When I was with my host family in the United States, my host would get annoyed whenever I touched anything without her permission. For example, she would often tell me that I could have no more than one bowl of cereal per day. She would also try to blame everything that went wrong in her family on me, and at times, it felt like I was trapped. Don’t get me wrong, I am very grateful for their care, but I do feel conflicted about the time I spent there. Gratitude was the driving force that allowed me to tolerate her behavior, so I didn’t feel comfortable saying anything bad about how my host family was treating me. Because I lived in her house for 3 months, I felt like it wasn’t my place to express what I was facing in their home because I would seem ungrateful.
Another aspect that was traumatizing was all of the information I was reading online, about race and politics today. It seemed like every news source was biased and prejudiced. It didn’t even matter where the source came from— it was all nonsense and extremely left biased. It painted the picture that China was incredibly bad and that everything China did in response to COVID-19 was incorrect. I expected more educated people, like journalists, to be able to logically see both sides of the situation— but that obviously didn’t happen.
I also had a fear of coming back home. The cyberbullying that had been going on against the international student community by some Chinese locals had taken shape in accusations. International students were being convicted of committing a form of “treason” by studying abroad, and of “not knowing who we are”, or of “not being Chinese enough”. These comments were really hurtful to see.

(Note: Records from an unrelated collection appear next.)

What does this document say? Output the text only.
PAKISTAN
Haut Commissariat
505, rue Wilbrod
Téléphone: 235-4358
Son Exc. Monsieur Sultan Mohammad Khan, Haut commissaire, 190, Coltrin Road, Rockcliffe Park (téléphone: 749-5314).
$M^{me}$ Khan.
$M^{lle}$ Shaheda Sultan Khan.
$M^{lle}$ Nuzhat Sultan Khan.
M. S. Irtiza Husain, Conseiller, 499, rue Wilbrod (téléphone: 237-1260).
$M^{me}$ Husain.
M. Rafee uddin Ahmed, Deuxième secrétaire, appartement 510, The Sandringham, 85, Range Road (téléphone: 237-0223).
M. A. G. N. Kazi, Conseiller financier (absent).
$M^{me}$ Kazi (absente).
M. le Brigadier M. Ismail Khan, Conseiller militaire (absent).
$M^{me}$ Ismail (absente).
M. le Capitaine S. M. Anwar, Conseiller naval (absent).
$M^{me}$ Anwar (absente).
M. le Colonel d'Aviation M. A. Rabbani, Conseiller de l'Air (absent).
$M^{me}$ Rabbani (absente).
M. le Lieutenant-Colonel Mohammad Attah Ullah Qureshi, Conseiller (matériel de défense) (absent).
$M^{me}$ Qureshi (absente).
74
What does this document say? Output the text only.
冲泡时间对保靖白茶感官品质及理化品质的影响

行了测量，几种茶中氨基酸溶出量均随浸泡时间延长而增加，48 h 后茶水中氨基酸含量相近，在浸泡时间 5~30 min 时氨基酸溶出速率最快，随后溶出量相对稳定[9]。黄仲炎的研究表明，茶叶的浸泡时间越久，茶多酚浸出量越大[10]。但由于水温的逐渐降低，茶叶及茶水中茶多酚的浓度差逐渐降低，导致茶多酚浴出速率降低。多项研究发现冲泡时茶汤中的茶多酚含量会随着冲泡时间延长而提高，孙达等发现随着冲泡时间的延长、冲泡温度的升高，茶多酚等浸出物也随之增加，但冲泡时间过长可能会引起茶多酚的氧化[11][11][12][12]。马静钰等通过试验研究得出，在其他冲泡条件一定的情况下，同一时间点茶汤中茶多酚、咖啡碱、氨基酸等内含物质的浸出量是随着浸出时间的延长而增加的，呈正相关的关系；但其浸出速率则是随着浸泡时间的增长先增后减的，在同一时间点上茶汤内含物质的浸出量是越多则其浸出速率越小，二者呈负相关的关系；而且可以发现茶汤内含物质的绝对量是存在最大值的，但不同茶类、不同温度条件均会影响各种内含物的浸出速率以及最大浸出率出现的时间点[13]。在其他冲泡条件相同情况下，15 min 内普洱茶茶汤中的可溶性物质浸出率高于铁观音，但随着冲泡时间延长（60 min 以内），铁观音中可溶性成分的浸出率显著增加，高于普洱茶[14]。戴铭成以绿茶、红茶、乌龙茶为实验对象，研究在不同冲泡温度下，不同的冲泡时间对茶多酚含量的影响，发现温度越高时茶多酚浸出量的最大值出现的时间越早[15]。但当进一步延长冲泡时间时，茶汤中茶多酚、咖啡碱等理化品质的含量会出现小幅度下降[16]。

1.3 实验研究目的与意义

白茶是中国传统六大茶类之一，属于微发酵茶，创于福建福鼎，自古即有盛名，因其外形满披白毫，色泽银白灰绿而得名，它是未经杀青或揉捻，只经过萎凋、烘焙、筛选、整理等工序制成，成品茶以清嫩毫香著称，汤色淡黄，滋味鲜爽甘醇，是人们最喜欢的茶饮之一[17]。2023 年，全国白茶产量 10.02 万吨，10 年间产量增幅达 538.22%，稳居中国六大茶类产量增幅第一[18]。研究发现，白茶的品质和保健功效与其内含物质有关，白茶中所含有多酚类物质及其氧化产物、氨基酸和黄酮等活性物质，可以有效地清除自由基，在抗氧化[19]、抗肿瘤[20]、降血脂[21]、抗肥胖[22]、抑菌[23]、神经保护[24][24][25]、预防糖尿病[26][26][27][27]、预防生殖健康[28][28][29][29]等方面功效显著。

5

Online comments from the Chinese side of social media made me really scared to speak English in public. That is the most direct effect that it had on me on my flight home. Even as I faced other international students, I was scared of being seen as a “traitor”, so I made sure not to speak English. I know I’m not a “traitor”, but I was still scared of being labeled as such. I know of friends in China who spoke English and were rejected from residential compounds; this had led to more tension within the Chinese population towards international students. I knew that even once I left quarantine, I wouldn’t be speaking English as much in public. I felt like I was intruding all over again.
But otherwise, the travel process back home was very anticlimactic for me. I planned to come back home in March, but my flight kept getting cancelled. I was finally able to catch my 7th flight back home after buying nine tickets. The flight itself was not that awful for me because I had the luxury of sitting in the business section.
Quarantine was not bad either… I got put in a pretty nice hotel with pretty good food. So far, I have been really calm, but my physical state isn’t that great because I can’t move around that much being holed up in this hotel. My sleep schedule is especially messed-up, because the lack of natural light or a schedule has put me in a non-existent time-zone.